IT chump information technology and system administration
NIST is the model source.
Our scope for information security includes protecting information systems and information assets from unauthorized access, use, disclosure, disruption, modification, or destruction. We follow the confidentiality, integrity and access (CIA) approach.
Confidentiality is a prerequisite for maintaining privacy and secured access to information assets. Information considered confidential may only be accessed, used, duplicated or disclosed by persons who have been properly authorized to access, use, duplicate or disclose the information and only on a need to know basis or when there is a legitimate need to access, use, duplicate or disclose the information. A confidentiality breach occurs when confidential information has been, or may have been, accessed, used, duplicated, or disclosed to, or by, any person who was not authorized to have access to the information.

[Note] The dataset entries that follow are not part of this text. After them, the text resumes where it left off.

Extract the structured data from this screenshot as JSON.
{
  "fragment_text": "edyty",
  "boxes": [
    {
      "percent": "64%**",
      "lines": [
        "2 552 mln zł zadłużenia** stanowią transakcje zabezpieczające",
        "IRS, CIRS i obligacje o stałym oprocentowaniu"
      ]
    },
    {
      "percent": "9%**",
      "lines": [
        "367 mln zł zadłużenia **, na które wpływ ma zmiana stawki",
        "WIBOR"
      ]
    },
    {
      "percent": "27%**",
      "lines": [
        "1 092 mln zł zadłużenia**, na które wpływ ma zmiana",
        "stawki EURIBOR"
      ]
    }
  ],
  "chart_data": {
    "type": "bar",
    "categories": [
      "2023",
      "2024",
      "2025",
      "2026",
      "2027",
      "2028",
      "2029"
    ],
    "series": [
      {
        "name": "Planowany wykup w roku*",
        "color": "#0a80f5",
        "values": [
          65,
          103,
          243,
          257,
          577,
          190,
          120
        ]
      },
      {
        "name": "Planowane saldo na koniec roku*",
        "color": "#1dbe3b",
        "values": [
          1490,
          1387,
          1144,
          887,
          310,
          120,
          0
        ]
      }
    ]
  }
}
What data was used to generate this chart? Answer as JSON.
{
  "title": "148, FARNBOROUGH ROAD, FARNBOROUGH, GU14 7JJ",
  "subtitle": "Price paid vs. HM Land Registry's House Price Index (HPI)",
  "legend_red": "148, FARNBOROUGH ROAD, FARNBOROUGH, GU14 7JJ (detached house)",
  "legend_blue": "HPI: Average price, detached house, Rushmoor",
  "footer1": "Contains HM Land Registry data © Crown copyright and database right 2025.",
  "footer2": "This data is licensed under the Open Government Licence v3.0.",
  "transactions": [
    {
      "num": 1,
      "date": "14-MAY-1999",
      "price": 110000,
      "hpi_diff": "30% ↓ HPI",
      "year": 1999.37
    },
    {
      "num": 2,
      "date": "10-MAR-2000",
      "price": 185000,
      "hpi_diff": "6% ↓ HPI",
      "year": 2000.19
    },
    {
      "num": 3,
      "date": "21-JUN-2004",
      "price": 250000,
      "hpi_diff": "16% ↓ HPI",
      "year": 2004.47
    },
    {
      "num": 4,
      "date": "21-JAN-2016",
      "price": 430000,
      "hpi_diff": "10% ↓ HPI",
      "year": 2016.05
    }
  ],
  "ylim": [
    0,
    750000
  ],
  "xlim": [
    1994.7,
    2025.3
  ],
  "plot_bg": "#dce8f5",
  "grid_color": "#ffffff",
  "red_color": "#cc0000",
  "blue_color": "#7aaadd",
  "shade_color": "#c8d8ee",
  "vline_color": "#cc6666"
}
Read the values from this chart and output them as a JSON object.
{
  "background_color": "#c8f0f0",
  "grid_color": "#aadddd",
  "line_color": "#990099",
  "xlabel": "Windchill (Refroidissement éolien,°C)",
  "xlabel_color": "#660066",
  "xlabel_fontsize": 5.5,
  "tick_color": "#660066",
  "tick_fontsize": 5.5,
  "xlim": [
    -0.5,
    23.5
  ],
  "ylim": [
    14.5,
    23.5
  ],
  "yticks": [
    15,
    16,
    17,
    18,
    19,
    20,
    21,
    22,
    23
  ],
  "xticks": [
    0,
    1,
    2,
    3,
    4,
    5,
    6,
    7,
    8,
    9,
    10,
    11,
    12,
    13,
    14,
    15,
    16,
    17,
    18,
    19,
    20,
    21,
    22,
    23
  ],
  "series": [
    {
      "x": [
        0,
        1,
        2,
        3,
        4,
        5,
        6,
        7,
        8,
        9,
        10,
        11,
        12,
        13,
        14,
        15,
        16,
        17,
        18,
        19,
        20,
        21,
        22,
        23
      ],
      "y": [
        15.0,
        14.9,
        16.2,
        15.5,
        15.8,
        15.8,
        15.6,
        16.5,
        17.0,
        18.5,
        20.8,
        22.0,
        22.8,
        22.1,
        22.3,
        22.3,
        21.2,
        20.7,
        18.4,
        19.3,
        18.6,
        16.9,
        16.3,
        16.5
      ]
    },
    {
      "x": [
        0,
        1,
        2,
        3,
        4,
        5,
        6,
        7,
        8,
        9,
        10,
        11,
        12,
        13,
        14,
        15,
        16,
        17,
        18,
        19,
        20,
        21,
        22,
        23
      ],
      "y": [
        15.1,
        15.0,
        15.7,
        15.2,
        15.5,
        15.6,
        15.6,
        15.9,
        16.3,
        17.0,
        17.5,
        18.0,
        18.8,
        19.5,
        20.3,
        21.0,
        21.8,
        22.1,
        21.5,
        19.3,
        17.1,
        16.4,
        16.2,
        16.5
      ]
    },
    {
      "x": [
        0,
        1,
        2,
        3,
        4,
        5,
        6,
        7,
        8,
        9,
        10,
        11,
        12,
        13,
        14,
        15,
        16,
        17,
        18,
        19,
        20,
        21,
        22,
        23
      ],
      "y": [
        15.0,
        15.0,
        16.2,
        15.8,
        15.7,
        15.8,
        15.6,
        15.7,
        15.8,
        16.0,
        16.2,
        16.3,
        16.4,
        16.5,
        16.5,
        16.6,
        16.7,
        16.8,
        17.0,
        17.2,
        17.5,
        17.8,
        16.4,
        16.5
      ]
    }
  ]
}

In information security, integrity mandates that data or informatoin cannot be created, modified, or deleted without propery authorization. It also means that data or information retained in one part of a database system is in agreement with other related data stored in another part of the database system (or another system). As an example, a loss of integrity can occur when a database system is not properly shut down before maintenance is performed or the database suddenly loses electrical power.
The concept of availability means that the data the computing systems used to process the information, and the security controls used to protect the information are available and properly functioning when the information is needed by authorized recpients. The opposite of availability is denial of service (DOS).
In 2002, Mr. Donn Parker proposed an alternative model for the classic CIA triad that he called the six atomic elements of information. This alternative model includes confidentiality, possession or control, integrity, authenticity, availability, and utility.
While our organization cannot afford a dedicated information security team, we do have two staff who focus exclusively on information security strategy, objectives, fulfillment and incident response.
As a global financial services company, we must be compliant with Gramm-Leach-Bliley Act (GLBA) and International Standards Organization (ISO 27001 certification) standards. We have three staff whom are members of FBI InfraGard and retain security clearances.